WYCR
- York–Hanover, Pennsylvania; United States;
- Broadcast area: Harrisburg–Carlisle metropolitan area
- Frequency: 98.5 MHz
- Branding: Rocky 98-5

Programming
- Language: English
- Format: Classic rock
- Affiliations: Baltimore Ravens; United Stations Radio Networks;

Ownership
- Owner: Forever Media; (FM Radio Licenses, LLC);
- Sister stations: WGTY; WHVR;

History
- First air date: 1962
- Former call signs: WHVR-FM (1960–1962)
- Call sign meaning: "York City Radio"

Technical information
- Licensing authority: FCC
- Facility ID: 54608
- Class: B
- ERP: 10,500 watts
- HAAT: 283 meters (928 ft)
- Transmitter coordinates: 39°51′26.4″N 76°56′52.9″W﻿ / ﻿39.857333°N 76.948028°W

Links
- Public license information: Public file; LMS;
- Webcast: Listen live
- Website: www.foreveryork.com/rocky-98-5/

= WYCR =

WYCR (98.5 MHz, "Rocky 98-5") is a commercial FM radio station that is licensed to serve York and Hanover, Pennsylvania. The station is owned by Forever Media, through licensee FM Radio Licenses, LLC, and broadcasts a classic rock format. Its broadcast tower is located near Hanover at.

WYCR programming is simulcast on sister station WRKY and WRKY's translator on 92.5 MHz in Lancaster, Pennsylvania.

WYCR airs Nights with Alice Cooper on weekdays and The House of Hair with Dee Snider on Saturdays.

==History==
The Federal Communications Commission granted Radio Hanover, Inc. a construction permit for the station on June 15, 1960, with the WHVR-FM call sign. The station was granted its first license on December 27, 1962, by which time the call sign had been changed to WYCR.

"98.5 The Peak" logo

On December 14, 2004, the station changed formats from contemporary hit radio (CHR) to classic hits, and switched branding from "98YCR" to "98.5 The Peak".

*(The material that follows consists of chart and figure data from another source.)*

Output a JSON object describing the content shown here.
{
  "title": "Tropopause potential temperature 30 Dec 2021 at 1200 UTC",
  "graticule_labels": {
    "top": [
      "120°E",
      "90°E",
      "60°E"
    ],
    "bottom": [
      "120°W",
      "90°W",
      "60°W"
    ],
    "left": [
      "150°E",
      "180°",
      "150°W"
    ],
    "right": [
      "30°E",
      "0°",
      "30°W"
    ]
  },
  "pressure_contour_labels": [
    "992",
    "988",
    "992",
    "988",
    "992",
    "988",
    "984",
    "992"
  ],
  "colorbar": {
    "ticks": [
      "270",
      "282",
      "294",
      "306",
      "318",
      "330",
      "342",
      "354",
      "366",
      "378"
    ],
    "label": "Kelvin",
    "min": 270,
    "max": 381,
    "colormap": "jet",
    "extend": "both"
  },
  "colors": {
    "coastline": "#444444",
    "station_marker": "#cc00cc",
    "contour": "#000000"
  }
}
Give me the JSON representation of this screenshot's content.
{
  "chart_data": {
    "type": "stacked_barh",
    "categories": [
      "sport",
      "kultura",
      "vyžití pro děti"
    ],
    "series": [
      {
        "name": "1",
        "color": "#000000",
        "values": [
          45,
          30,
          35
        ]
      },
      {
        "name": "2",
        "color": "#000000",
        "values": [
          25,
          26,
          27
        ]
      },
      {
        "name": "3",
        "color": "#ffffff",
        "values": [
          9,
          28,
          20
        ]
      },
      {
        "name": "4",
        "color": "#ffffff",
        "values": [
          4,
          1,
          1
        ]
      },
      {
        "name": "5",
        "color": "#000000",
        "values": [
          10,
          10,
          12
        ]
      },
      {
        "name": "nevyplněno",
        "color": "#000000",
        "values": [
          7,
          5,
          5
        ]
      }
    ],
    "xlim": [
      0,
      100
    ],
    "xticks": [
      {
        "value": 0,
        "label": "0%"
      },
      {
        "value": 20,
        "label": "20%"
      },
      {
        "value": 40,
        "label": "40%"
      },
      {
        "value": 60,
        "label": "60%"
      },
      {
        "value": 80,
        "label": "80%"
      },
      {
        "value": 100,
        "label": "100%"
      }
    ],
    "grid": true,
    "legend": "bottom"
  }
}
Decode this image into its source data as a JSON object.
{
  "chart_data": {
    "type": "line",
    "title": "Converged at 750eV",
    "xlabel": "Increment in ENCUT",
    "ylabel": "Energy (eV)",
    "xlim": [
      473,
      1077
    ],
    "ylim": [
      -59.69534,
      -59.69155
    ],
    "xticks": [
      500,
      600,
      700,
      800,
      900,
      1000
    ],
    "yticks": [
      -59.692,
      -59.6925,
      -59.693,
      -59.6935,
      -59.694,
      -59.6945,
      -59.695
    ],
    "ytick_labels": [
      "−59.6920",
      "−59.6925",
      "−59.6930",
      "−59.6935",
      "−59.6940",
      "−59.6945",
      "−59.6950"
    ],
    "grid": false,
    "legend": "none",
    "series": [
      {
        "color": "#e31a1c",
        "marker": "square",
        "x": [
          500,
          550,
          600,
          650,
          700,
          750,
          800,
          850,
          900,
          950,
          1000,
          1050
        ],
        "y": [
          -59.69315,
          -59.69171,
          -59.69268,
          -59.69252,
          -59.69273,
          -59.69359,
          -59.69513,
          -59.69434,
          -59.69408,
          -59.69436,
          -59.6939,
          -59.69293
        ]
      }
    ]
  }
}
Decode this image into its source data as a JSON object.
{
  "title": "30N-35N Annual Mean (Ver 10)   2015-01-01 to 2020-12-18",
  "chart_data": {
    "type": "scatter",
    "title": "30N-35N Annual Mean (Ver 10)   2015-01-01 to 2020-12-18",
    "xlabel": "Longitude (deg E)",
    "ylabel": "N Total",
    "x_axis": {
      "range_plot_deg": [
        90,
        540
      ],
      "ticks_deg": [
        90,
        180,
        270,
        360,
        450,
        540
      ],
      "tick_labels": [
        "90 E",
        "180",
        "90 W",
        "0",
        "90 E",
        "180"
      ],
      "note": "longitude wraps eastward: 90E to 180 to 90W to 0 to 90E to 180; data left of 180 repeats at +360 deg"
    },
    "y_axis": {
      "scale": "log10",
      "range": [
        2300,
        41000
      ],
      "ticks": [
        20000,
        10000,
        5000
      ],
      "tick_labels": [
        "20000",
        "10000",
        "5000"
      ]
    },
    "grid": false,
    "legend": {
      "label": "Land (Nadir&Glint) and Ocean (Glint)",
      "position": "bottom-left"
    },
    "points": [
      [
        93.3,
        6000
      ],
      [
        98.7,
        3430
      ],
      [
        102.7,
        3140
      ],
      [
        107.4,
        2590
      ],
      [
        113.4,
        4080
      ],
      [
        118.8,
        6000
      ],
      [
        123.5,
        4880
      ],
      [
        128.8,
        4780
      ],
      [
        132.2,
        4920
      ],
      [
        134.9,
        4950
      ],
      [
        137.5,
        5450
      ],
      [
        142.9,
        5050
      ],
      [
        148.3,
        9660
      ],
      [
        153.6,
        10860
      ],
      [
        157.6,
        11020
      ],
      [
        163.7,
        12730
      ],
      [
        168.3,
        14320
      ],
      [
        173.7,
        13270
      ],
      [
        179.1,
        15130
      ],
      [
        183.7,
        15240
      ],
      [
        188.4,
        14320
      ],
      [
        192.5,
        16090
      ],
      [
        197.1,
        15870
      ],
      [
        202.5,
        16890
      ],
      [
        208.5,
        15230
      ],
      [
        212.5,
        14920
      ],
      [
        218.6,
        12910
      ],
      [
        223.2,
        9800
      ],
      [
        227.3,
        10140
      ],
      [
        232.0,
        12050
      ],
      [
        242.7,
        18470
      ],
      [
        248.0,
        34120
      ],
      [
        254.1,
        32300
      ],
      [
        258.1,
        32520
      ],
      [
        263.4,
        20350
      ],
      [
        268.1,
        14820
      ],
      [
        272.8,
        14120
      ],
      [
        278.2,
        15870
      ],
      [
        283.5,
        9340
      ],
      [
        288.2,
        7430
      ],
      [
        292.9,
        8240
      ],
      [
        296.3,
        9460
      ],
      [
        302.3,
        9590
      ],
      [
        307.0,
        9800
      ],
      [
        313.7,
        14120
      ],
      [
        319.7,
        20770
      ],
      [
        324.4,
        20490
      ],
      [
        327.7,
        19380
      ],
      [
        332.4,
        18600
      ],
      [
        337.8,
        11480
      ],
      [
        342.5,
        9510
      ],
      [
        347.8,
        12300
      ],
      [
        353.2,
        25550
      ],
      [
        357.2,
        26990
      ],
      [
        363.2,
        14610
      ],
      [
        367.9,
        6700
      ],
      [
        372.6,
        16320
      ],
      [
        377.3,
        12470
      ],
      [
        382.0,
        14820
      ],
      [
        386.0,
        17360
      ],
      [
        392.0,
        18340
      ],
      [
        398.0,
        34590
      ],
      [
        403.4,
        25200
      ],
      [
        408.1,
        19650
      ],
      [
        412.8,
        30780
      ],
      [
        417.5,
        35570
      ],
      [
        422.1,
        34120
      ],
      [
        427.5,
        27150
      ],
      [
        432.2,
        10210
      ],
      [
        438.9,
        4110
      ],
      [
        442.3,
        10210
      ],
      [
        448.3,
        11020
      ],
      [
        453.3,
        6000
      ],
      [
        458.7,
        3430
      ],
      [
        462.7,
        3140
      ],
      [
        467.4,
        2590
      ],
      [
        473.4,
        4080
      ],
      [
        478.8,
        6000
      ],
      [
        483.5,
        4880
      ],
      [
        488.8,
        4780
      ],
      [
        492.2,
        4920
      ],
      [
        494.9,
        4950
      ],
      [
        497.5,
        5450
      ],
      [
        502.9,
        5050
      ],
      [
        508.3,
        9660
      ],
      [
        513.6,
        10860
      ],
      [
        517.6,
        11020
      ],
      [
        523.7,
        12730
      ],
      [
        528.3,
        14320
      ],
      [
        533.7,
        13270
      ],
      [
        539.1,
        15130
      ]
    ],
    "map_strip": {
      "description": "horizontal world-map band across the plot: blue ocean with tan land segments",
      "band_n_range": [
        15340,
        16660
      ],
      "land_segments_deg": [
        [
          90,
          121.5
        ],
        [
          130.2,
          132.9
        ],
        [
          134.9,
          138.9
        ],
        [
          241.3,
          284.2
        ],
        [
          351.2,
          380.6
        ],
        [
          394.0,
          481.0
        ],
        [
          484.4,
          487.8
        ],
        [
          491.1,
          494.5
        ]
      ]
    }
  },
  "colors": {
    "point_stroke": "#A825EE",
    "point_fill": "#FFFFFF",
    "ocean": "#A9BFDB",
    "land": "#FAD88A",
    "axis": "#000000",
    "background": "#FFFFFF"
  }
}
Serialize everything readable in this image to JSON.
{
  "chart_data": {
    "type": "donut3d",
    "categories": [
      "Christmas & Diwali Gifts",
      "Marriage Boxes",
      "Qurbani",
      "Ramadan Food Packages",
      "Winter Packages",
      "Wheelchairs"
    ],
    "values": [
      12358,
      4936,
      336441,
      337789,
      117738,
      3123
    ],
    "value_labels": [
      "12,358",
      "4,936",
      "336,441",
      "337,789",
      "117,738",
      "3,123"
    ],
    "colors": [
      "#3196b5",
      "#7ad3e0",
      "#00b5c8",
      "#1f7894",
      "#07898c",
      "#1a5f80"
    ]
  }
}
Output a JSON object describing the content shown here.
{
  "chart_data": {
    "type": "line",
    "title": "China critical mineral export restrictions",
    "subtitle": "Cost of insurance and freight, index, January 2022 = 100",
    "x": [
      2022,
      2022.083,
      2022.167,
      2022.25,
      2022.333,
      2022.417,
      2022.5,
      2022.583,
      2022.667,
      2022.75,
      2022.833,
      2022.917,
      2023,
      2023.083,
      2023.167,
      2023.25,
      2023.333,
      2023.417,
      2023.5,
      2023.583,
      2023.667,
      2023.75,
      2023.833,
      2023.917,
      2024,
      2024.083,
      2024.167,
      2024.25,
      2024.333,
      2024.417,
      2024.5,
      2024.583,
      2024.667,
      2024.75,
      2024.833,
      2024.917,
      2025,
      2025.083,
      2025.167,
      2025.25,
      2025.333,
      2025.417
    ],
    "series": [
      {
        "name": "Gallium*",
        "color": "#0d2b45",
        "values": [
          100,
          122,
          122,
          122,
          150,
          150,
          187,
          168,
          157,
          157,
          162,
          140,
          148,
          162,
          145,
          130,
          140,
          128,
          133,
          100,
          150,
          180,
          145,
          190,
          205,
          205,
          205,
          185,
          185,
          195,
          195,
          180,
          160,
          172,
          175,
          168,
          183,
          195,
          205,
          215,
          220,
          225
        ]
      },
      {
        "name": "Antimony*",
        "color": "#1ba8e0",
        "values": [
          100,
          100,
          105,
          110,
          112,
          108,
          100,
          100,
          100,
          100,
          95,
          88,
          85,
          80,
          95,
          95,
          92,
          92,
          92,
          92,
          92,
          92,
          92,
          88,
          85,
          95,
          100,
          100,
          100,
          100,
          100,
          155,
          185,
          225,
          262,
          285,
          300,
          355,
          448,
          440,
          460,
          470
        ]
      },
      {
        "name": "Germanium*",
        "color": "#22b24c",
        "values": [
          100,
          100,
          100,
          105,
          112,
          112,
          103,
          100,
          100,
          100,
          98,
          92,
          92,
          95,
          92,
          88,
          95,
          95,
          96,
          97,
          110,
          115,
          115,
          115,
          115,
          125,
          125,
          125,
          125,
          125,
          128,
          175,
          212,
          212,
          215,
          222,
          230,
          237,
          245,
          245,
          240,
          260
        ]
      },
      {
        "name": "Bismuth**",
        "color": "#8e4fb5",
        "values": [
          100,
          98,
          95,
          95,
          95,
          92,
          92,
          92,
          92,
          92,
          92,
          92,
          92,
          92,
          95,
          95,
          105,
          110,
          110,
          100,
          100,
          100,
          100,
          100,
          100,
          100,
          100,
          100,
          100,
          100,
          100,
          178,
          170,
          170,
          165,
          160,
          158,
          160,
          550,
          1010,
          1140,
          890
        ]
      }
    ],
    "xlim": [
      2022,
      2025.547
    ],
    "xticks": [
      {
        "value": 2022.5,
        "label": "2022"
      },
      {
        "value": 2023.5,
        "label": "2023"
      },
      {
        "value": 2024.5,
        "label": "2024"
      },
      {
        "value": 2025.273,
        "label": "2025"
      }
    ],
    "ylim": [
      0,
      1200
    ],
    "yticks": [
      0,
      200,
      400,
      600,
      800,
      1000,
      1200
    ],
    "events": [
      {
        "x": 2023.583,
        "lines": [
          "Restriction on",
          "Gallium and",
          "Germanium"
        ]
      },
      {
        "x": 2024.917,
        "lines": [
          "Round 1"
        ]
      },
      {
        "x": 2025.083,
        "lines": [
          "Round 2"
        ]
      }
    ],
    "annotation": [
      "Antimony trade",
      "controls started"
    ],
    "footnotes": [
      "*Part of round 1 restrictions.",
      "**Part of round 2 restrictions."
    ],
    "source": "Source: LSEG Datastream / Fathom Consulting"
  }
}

On March 1, 2016, Radio Hanover Inc. sold WYCR (and WHVR) to Forever Media for $2.6 million. The new owner changed WYCR's format to classic rock and re-branded the station as "Rocky 98-5" on April 25, 2016.

Following the completion of Forever Media's purchase of WONN-FM, WLPA, and WLPA's translator on October 15, 2021, WLPA and its translator began a simulcast of WYCR programming. WLPA’s call sign was subsequently changed to WRKY effective November 1, 2021.

==Signal note==
WYCR is short-spaced to two other Class B stations:

WKRZ 98.5 KRZ (licensed to serve Freeland, Pennsylvania) operates on the same channel as WYCR and the distance between the stations' transmitters is 110 miles as determined by FCC rules. The minimum distance between two Class B stations operating on the same channel according to current FCC rules is 150 miles.

WMZQ-FM 98.7 WMZQ (licensed to serve Washington, D.C.) operates on 98.7 MHz, a first adjacent channel to WYCR, and the distance between the stations' transmitters is 68 miles as determined by FCC rules. The minimum distance between two Class B stations operating on first adjacent channels according to current FCC rules is 105 miles.